Random Wisdom

Bash process substitution

by on Oct.03, 2008, under Linux, Software

From the Advanced Bash-Scripting Guide:

“Piping the stdout of a command into the stdin of another is a powerful technique. But, what if you need to pipe the stdout of multiple commands? This is where process substitution comes in.

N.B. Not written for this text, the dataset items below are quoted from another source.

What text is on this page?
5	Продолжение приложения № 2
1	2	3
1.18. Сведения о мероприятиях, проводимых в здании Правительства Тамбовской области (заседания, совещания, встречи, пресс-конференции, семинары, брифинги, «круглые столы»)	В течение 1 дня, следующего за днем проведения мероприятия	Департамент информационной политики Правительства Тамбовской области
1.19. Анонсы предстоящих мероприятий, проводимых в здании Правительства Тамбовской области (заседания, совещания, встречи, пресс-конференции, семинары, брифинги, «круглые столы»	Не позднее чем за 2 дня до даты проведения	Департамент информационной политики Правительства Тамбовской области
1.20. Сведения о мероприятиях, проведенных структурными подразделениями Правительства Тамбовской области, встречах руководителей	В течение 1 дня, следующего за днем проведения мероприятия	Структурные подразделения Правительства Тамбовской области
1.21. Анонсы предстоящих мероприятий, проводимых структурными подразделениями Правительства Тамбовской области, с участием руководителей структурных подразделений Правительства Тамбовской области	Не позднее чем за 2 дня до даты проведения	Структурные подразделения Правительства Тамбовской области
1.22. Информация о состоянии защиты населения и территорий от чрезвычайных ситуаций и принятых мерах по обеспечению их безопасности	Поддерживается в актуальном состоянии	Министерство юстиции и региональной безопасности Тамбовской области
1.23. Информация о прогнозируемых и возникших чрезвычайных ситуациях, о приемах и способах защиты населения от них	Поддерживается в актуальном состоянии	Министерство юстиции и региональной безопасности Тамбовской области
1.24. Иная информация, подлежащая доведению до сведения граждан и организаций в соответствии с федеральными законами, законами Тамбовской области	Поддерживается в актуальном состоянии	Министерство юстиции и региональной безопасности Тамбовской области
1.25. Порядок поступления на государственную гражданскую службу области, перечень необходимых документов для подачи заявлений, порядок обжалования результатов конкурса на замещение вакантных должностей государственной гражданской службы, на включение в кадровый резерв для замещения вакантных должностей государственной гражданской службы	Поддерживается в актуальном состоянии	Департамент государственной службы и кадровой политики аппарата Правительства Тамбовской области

Process substitution feeds the output of a process (or processes) into the stdin of another process.”

The syntax is:

 >(cmd_list)
 <(cmd_list)

Example: comparing the head of two files using diff

$ diff -u <(head -n3 /var/log/dmesg) <(head -n3 /tmp/dmesg)
--- /proc/self/fd/63 2009-05-26 19:52:45.144544140 +0100
+++ /proc/self/fd/62 2009-05-26 19:52:45.149544007 +0100
@@ -1,3 +1,3 @@
-Initializing cgroup subsys cpuset
-Initializing cgroup subsys cpu
-Linux version 2.6.27.21-170.2.56.fc10.i686 (mockbuild@xenbuilder2.fedora.redhat.com)
 (gcc version 4.3.2 20081105 (Red Hat 4.3.2-7) (GCC) )
 #1 SMP Mon Mar 23 23:37:54 EDT 2009
+Linux version 2.6.22.9-61.fc6 (brewbuilder@hs20-bc2-4.build.redhat.com)
 (gcc version 4.1.2 20070626 (Red Hat 4.1.2-13))
 #1 SMP Thu Sep 27 18:48:03 EDT 2007
+BIOS-provided physical RAM map:
+ BIOS-e820: 0000000000000000 - 000000000009f000 (usable)

The diff header clearly shows that file descriptors are used as the underlying mechanism.